Another form of witness is through the collaboration of healthcare facilities and parishes to institute a health ministries program, or what some call a "parish nurse program,"4 to coordinate healthcare services within the parish community. Such ministries are most compatible with the mission of Catholic healthcare organizations and a creative way to ensure responsible stewardship of resources. At this critical time in healthcare, the parish nurse program can offer both the parish and the healthcare facility an opportunity to witness to the power of communal interdependence that serves the good of all.

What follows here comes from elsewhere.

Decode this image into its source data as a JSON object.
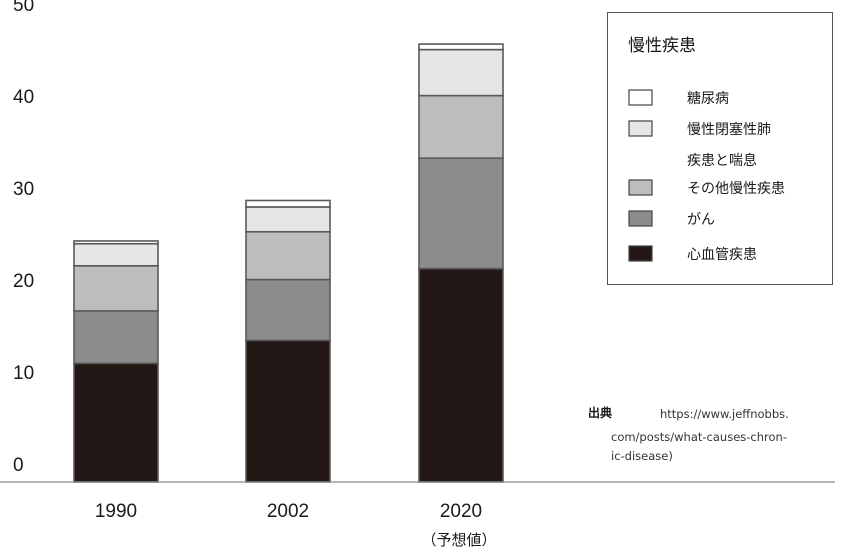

Character and Spirituality Issues
People are responding differently to the euthanasia movement because they have different ideas about who we ought to be, where to find meaning in life, how much control we ought to have, what to make of suffering, and what we owe one another. These are more issues of character and spirituality than of principle and argument. Only if we can rise to the occasion to care for the suffering and dying, with the compelling clarity of public witness to our convictions about the value of life, the dignity of persons and the interdependence of the human community, will we ever be able to shape the public attitude toward death as an experience we need not hasten through lethal intervention.


NOTES

  1. Cited in William F. May, The Patient's Ordeal, Indiana University Press, Bloomington, 1991, p. 3.
  2. Daniel Callahan, The Troubled Dream of Life, Simon & Schuster, New York City, 1993, p. 149.
  3. Stanley Hauerwas, Naming the Silences: God, Medicine, and the Problem of Suffering, Wm. B. Eerdmans, Grand Rapids, MI, 1990, p. 53.
  4. For an overview of how such a ministry might be structured in collaboration with a hospital, see Ann Solari-Twadell and Granger Westberg, "Body, Mind, and Soul: The Parish Nurse Offers Physical, Emotional, and Spiritual Care," Health Progress, September 1991, pp. 24-28. For more information on parish nurse programs, consult the Parish Nurse Resource Center, Lutheran General Health Care System, 1775 Dempster St., Park Ridge, IL 60068-9708; also, the Health Ministries Partnership, St. Joseph Health System, PO Box 14132, Orange, CA 92613-1532.

Fr. Gula is professor of moral theology, St. Patrick's Seminary, Menlo Park, CA.